Desde a meia-noite desta quarta-feira (9), a Macedônia não aceita mais solicitantes de refúgio sem documentos. Skopje decidiu fechar suas fronteiras com a Grécia após os países da rota balcânica - Sérvia, Croácia e Eslovênia - terem anunciado que não permitiriam mais a entrada de imigrantes sem documentos válidos.   

Nas últimas horas, nenhum solicitante de refúgio cruzou a divisa entre Grécia e Macedônia, o que pode piorar ainda mais a já alarmante situação do campo de acolhimento grego de Idomeni, que abriga quase 15 mil pessoas, a maioria delas vivendo sem condições mínimas de higiene e em tendas precárias que afundam na lama.   

Por outro lado, pouco mais de mil solicitantes de refúgio estão no acampamento de Tabanovce, na divisa entre Macedônia e Sérvia.   

Lá, eles convivem com a escassez de comida e a falta de proteção contra a chuva e a neve. Na prática, a medida adotada por Skopje fecha a chamada "rota balcânica" dos refugiados que saem do Oriente Médio, principalmente da Síria, e passam por Turquia, Grécia, Macedônia, Sérvia, Hungria, Croácia e Eslovênia. Seu objetivo é chegar à parte mais rica da União Europeia, com destaque para Alemanha e Áustria.   

"O fluxo irregular de imigrantes ao longo da rota dos Bálcãs ocidentais terminou.
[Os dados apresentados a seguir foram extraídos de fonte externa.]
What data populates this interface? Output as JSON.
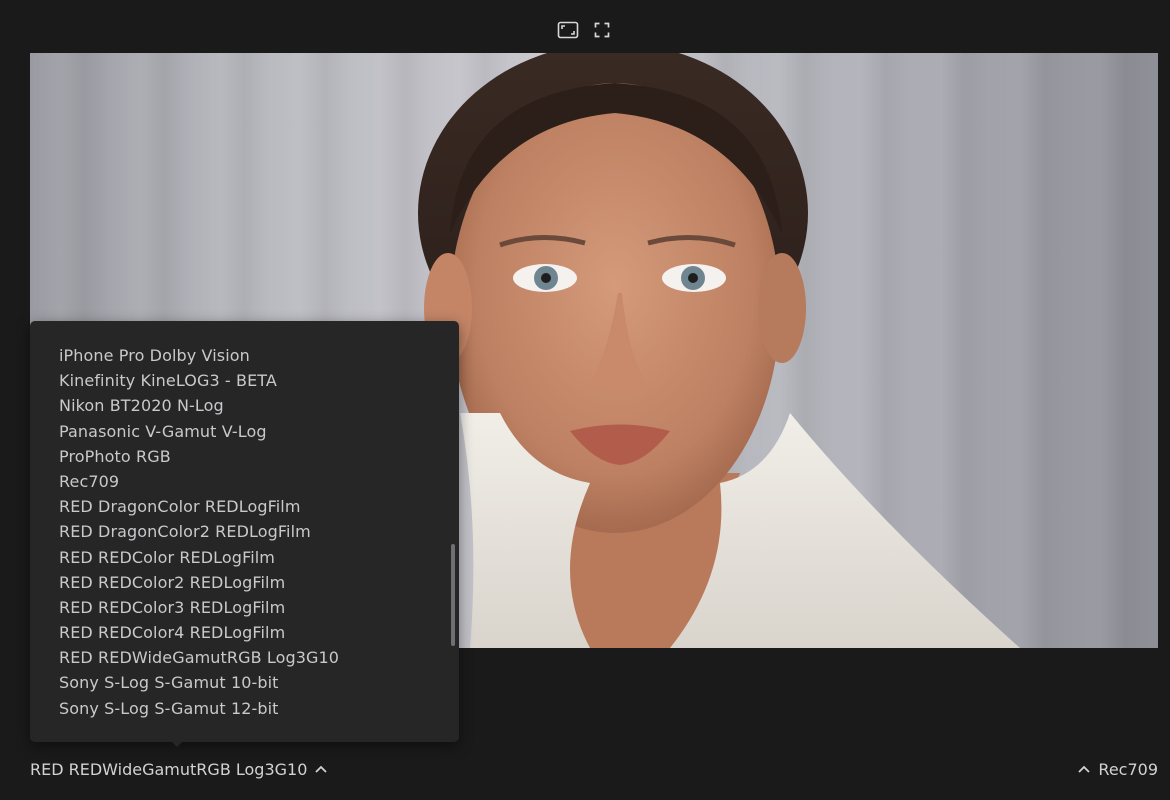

Não é uma questão de ações unilaterais, mas uma decisão comum aos 28 [países da UE]. Agradeço aos países dos Bálcãs pela implantação de parte da estratégia europeia para gerir a crise", disse no Twitter o presidente do Conselho Europeu, Donald Tusk.   

O fechamento da rota balcânica é resultado das negociações entre Bruxelas e Turquia, que estabeleceram que todos os solicitantes de refúgio que desembarcarem na Grécia sem documentos sejam devolvidos, com os custos das viagens pagos pela União Europeia.   

Para cada clandestino que Ancara receber de volta, ela mandará um regular para ser alocado nos países do bloco.   

Segundo dados da Organização Internacional para as Migrações (OIM), quase 126 mil imigrantes já fizeram a travessia entre Turquia e Grécia em 2016, enquanto outros 321 morreram tentando.